Da janela do meu quarto e do escritório de trabalho, tenho vista privilegiada para o céu e para as montanhas que me levam às lições aprendidas e guardadas desde minha infância: “Ninguém vai nivelar as montanhas de Minas”. Creio que este sentimento de mineiridade e de resistência ao nivelamento e aos padrões de conformidade nunca me moveu tanto como agora. O pensamento critico nacional está adquirindo a impotência e o desalento de um eunuco. A maior mudança aceitável ao status quo é transformar politicas de governo em politicas de estado, sem analisar o contéudo essencial dessas politicas.
É inconsteste o efeito deletério que podem ter a médio e longo prazo o avanço avassalador do assistencialismo, a adequação a um padrão mínimo de sobrevivência e dependência e a submissão de enorme parcela da população ao Estado nacional, que se torna cada vez mais pai-padrasto.

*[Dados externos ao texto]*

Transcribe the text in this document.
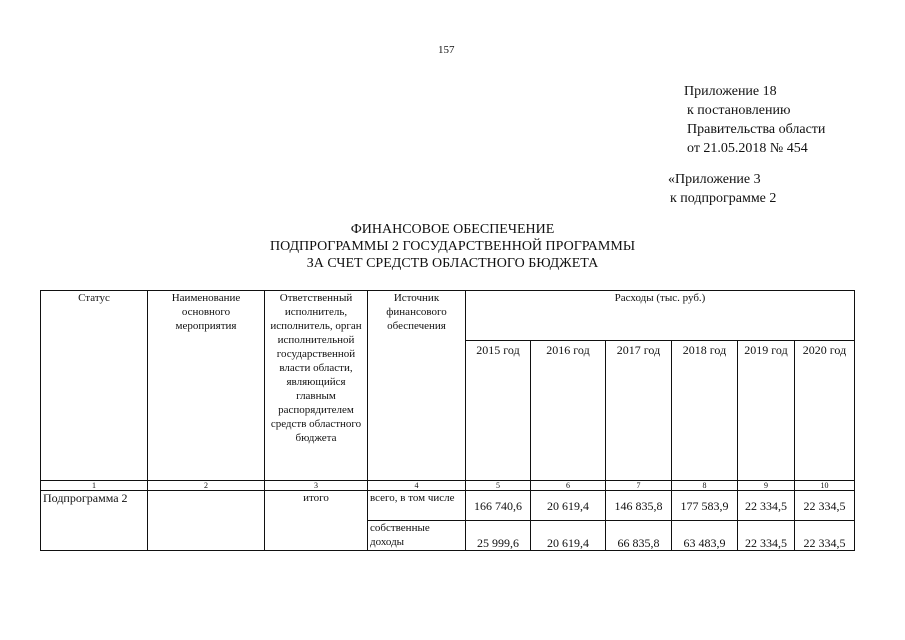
157
Приложение 18
к постановлению
Правительства области
от 21.05.2018 № 454
«Приложение 3
к подпрограмме 2
ФИНАНСОВОЕ ОБЕСПЕЧЕНИЕ
ПОДПРОГРАММЫ 2 ГОСУДАРСТВЕННОЙ ПРОГРАММЫ
ЗА СЧЕТ СРЕДСТВ ОБЛАСТНОГО БЮДЖЕТА
Статус	Наименование основного мероприятия	Ответственный исполнитель, исполнитель, орган исполнительной государственной власти области, являющийся главным распорядителем средств областного бюджета	Источник финансового обеспечения	Расходы (тыс. руб.)					
				2015 год	2016 год	2017 год	2018 год	2019 год	2020 год
1	2	3	4	5	6	7	8	9	10
Подпрограмма 2		итого	всего, в том числе	166 740,6	20 619,4	146 835,8	177 583,9	22 334,5	22 334,5
			собственные доходы	25 999,6	20 619,4	66 835,8	63 483,9	22 334,5	22 334,5
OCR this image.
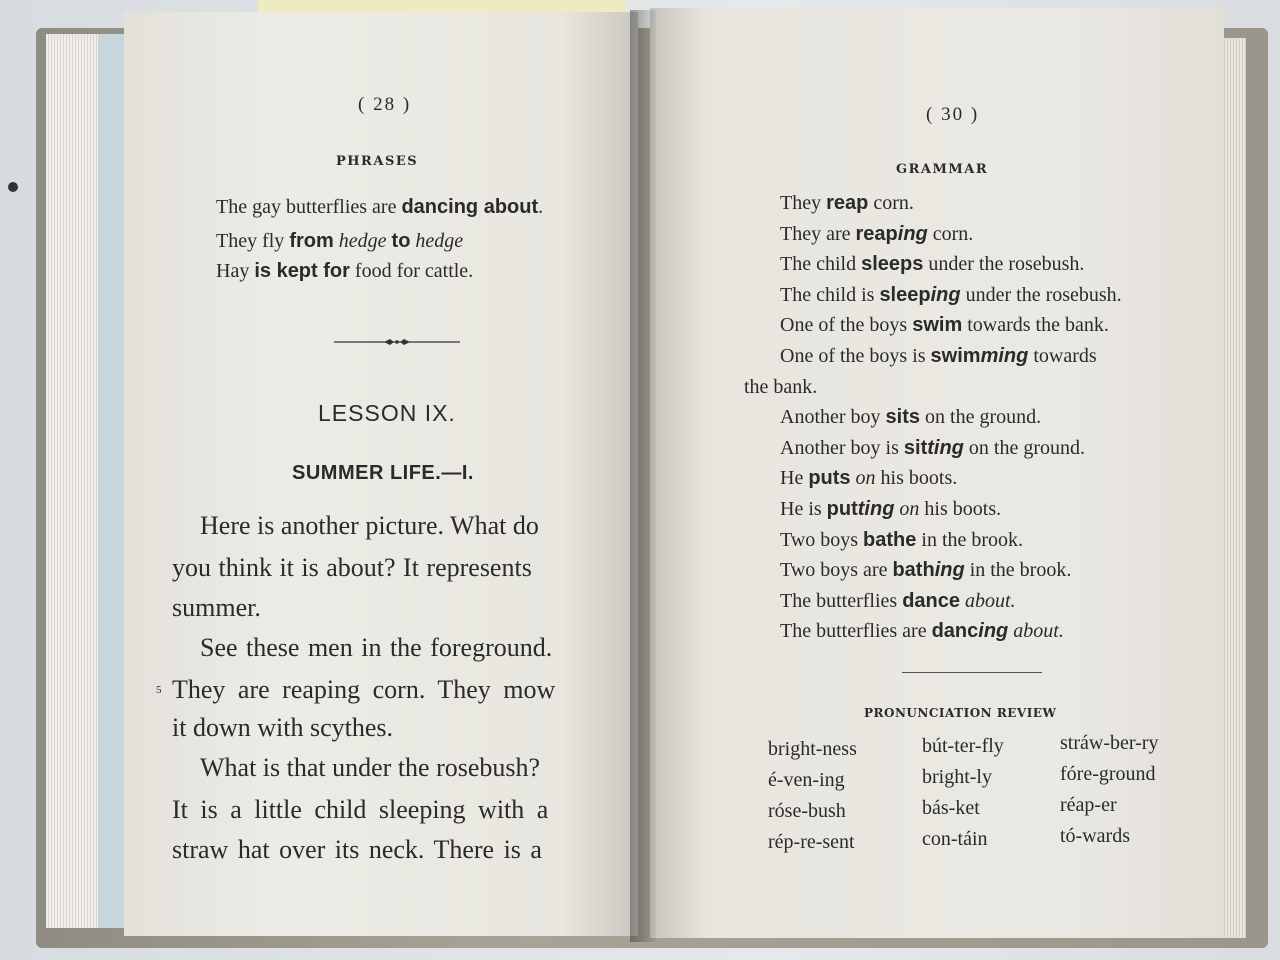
( 28 )
PHRASES
The gay butterflies are dancing about.
They fly from hedge to hedge
Hay is kept for food for cattle.
LESSON IX.
SUMMER LIFE.—I.
Here is another picture. What do
you think it is about? It represents
summer.
See these men in the foreground.
5 They are reaping corn. They mow
it down with scythes.
What is that under the rosebush?
It is a little child sleeping with a
straw hat over its neck. There is a
( 30 )
GRAMMAR
They reap corn.
They are reaping corn.
The child sleeps under the rosebush.
The child is sleeping under the rosebush.
One of the boys swim towards the bank.
One of the boys is swimming towards
the bank.
Another boy sits on the ground.
Another boy is sitting on the ground.
He puts on his boots.
He is putting on his boots.
Two boys bathe in the brook.
Two boys are bathing in the brook.
The butterflies dance about.
The butterflies are dancing about.
PRONUNCIATION REVIEW
bright-ness	bút-ter-fly	stráw-ber-ry
é-ven-ing	bright-ly	fóre-ground
róse-bush	bás-ket	réap-er
rép-re-sent	con-táin	tó-wards
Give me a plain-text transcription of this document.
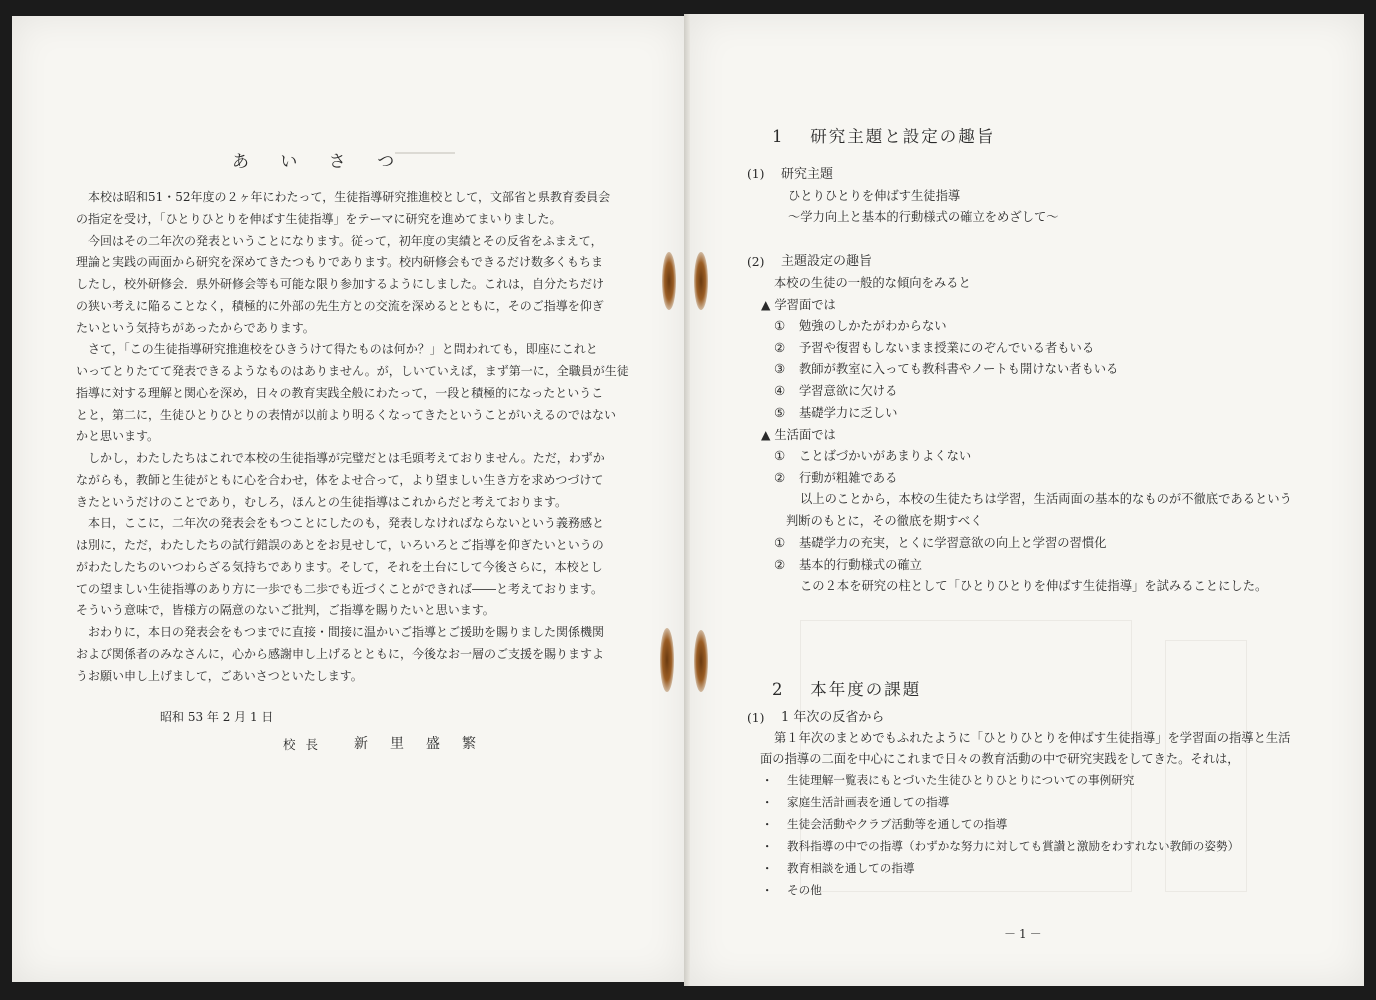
あ い さ つ
本校は昭和51・52年度の２ヶ年にわたって，生徒指導研究推進校として，文部省と県教育委員会
の指定を受け，「ひとりひとりを伸ばす生徒指導」をテーマに研究を進めてまいりました。
今回はその二年次の発表ということになります。従って，初年度の実績とその反省をふまえて，
理論と実践の両面から研究を深めてきたつもりであります。校内研修会もできるだけ数多くもちま
したし，校外研修会．県外研修会等も可能な限り参加するようにしました。これは，自分たちだけ
の狭い考えに陥ることなく，積極的に外部の先生方との交流を深めるとともに，そのご指導を仰ぎ
たいという気持ちがあったからであります。
さて，「この生徒指導研究推進校をひきうけて得たものは何か？」と問われても，即座にこれと
いってとりたてて発表できるようなものはありません。が，しいていえば，まず第一に，全職員が生徒
指導に対する理解と関心を深め，日々の教育実践全般にわたって，一段と積極的になったというこ
とと，第二に，生徒ひとりひとりの表情が以前より明るくなってきたということがいえるのではない
かと思います。
しかし，わたしたちはこれで本校の生徒指導が完璧だとは毛頭考えておりません。ただ，わずか
ながらも，教師と生徒がともに心を合わせ，体をよせ合って，より望ましい生き方を求めつづけて
きたというだけのことであり，むしろ，ほんとの生徒指導はこれからだと考えております。
本日，ここに，二年次の発表会をもつことにしたのも，発表しなければならないという義務感と
は別に，ただ，わたしたちの試行錯誤のあとをお見せして，いろいろとご指導を仰ぎたいというの
がわたしたちのいつわらざる気持ちであります。そして，それを土台にして今後さらに，本校とし
ての望ましい生徒指導のあり方に一歩でも二歩でも近づくことができれば――と考えております。
そういう意味で，皆様方の隔意のないご批判，ご指導を賜りたいと思います。
おわりに，本日の発表会をもつまでに直接・間接に温かいご指導とご援助を賜りました関係機関
および関係者のみなさんに，心から感謝申し上げるとともに，今後なお一層のご支援を賜りますよ
うお願い申し上げまして，ごあいさつといたします。
昭和 53 年 2 月 1 日
校 長 新　里　盛　繁
1　 研究主題と設定の趣旨
(1) 研究主題
ひとりひとりを伸ばす生徒指導
〜学力向上と基本的行動様式の確立をめざして〜
(2) 主題設定の趣旨
本校の生徒の一般的な傾向をみると
▲ 学習面では
① 勉強のしかたがわからない
② 予習や復習もしないまま授業にのぞんでいる者もいる
③ 教師が教室に入っても教科書やノートも開けない者もいる
④ 学習意欲に欠ける
⑤ 基礎学力に乏しい
▲ 生活面では
① ことばづかいがあまりよくない
② 行動が粗雑である
以上のことから，本校の生徒たちは学習，生活両面の基本的なものが不徹底であるという
判断のもとに，その徹底を期すべく
① 基礎学力の充実，とくに学習意欲の向上と学習の習慣化
② 基本的行動様式の確立
この２本を研究の柱として「ひとりひとりを伸ばす生徒指導」を試みることにした。
2　 本年度の課題
(1) 1 年次の反省から
第１年次のまとめでもふれたように「ひとりひとりを伸ばす生徒指導」を学習面の指導と生活
面の指導の二面を中心にこれまで日々の教育活動の中で研究実践をしてきた。それは，
・ 生徒理解一覧表にもとづいた生徒ひとりひとりについての事例研究
・ 家庭生活計画表を通しての指導
・ 生徒会活動やクラブ活動等を通しての指導
・ 教科指導の中での指導（わずかな努力に対しても賞讃と激励をわすれない教師の姿勢）
・ 教育相談を通しての指導
・ その他
－1－
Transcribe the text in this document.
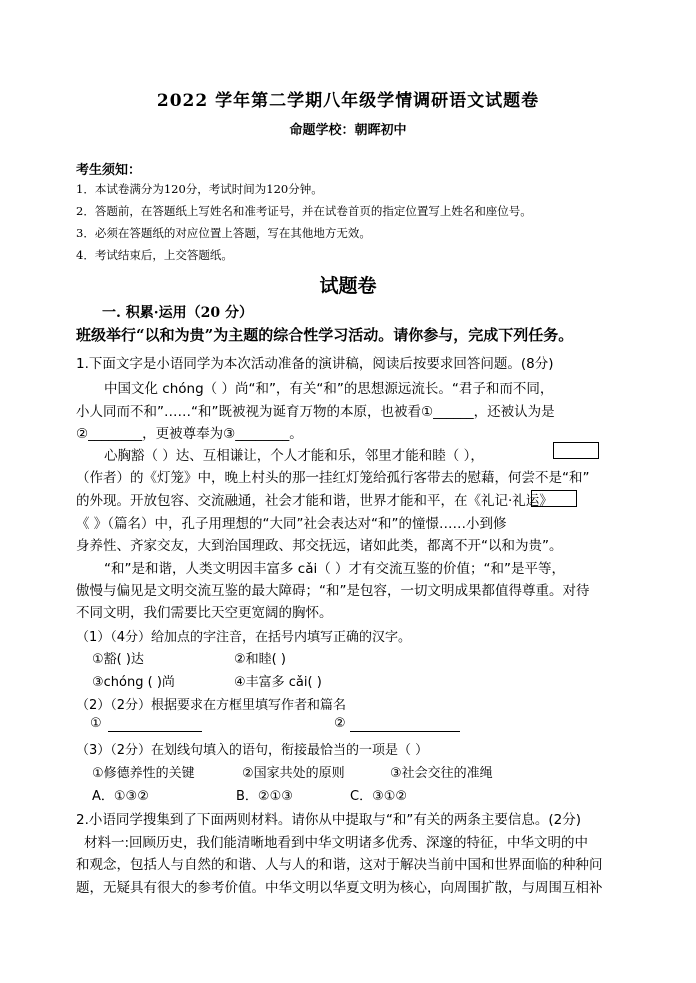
2022 学年第二学期八年级学情调研语文试题卷
命题学校：朝晖初中
考生须知：
1．本试卷满分为120分，考试时间为120分钟。
2．答题前，在答题纸上写姓名和准考证号，并在试卷首页的指定位置写上姓名和座位号。
3．必须在答题纸的对应位置上答题，写在其他地方无效。
4．考试结束后，上交答题纸。
试题卷
一. 积累·运用（20 分）
班级举行“以和为贵”为主题的综合性学习活动。请你参与，完成下列任务。
1.下面文字是小语同学为本次活动准备的演讲稿，阅读后按要求回答问题。(8分)
中国文化 chóng（ ）尚“和”，有关“和”的思想源远流长。“君子和而不同，
小人同而不和”……“和”既被视为诞育万物的本原，也被看①______，还被认为是
②________，更被尊奉为③________。
心胸豁（ ）达、互相谦让，个人才能和乐，邻里才能和睦（ ），
（作者）的《灯笼》中，晚上村头的那一挂红灯笼给孤行客带去的慰藉，何尝不是“和”
的外现。开放包容、交流融通，社会才能和谐，世界才能和平，在《礼记·礼运》
《 》（篇名）中，孔子用理想的“大同”社会表达对“和”的憧憬……小到修
身养性、齐家交友，大到治国理政、邦交抚远，诸如此类，都离不开“以和为贵”。
“和”是和谐，人类文明因丰富多 cǎi（ ）才有交流互鉴的价值；“和”是平等，
傲慢与偏见是文明交流互鉴的最大障碍；“和”是包容，一切文明成果都值得尊重。对待
不同文明，我们需要比天空更宽阔的胸怀。
（1）（4分）给加点的字注音，在括号内填写正确的汉字。
①豁( )达	②和睦( )
③chóng ( )尚	④丰富多 cǎi( )
（2）（2分）根据要求在方框里填写作者和篇名
①	②
（3）（2分）在划线句填入的语句，衔接最恰当的一项是（ ）
①修德养性的关键	②国家共处的原则	③社会交往的准绳
A．①③②	B．②①③	C．③①②
2.小语同学搜集到了下面两则材料。请你从中提取与“和”有关的两条主要信息。(2分)
材料一:回顾历史，我们能清晰地看到中华文明诸多优秀、深邃的特征，中华文明的中
和观念，包括人与自然的和谐、人与人的和谐，这对于解决当前中国和世界面临的种种问
题，无疑具有很大的参考价值。中华文明以华夏文明为核心，向周围扩散，与周围互相补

Recentemente uma jovem estudante de ciências sociais me perguntou: “Você não acha que este arremedo de welfare state que está se instalando no Brasil, nivelando por baixo, não compromete a democracia?”. Boa pergunta, que espero um dia poder responder com segurança. No meu artigo, tentei uma inovação conceitual, uma mudança de paradigma. Jamais tratarei irresponsavelmente um tema que diz respeito à vida cotidiana de 50 milhões de brasileiros. Jamais farei propostas que poderiam soar, mesmo de longe, como ameaça ao benefício, que por razões sociais, econômicas ou politicas representa uma conquista para tantos que viviam à mercê da extrema miséria e da fome.
Creio ser necessário um resgate histórico das politicas de transferência de renda no Brasil, para situá-las numa visão de processo, analisar erros, acertos, avanços e retrocessos. Não há nenhum problema em governos encamparem politicas de outros que os antecederam — ao contrário, são proveitosos para a nação a continuidade e o aperfeiçoamento das boas práticas.
A questão que merece ser analisada é que o Bolsa Família, pelo impacto e mecanismos de gestão, tornou-se muito mais politica econômica complementar (nem sequer suplementar) de um modelo econômico sustentado no consumo do que politica assistencial propriamente dita. Recomendo neste passo a leitura do artigo de Ladislau Dowbor, “Os potenciais dos programas antipobreza”, publicado na Carta Maior em 17 de fevereiro de 2014.
A preocupação em não penalizar ou não impedir o beneficiário de receber a bolsa, ao ingressar no mercado de trabalho ou nele já estar inserido, é uma tese bem aceita, desde que seja por curto período. Observa o empresário Dácio Pozzi, do setor de cosméticos:
Não posso concordar com a perpetuação do sistema para aqueles que já se encontram em condições de dispensar este apoio [...] Será que a escala de Maslow está valendo? Os efeitos no ramo dos produtos de beleza, notadamente supérfluos, nunca foram tão vantajosos.
Não é preciso ser economista para saber por onde passam o dispêndio e o endividamento dos segmentos mais pobres, especialmente aqueles recém-beneficiários de uma precária ascensão social. A geladeira pode estar vazia, mas muitos bens supérfluos estão garantidos, mesmo que sua aquisição resulte de compras a prazo ou de endividamento. Simbolos de status passam a ser objetos preferenciais dos emergentes numa sociedade de consumo, pelo menos por algum tempo.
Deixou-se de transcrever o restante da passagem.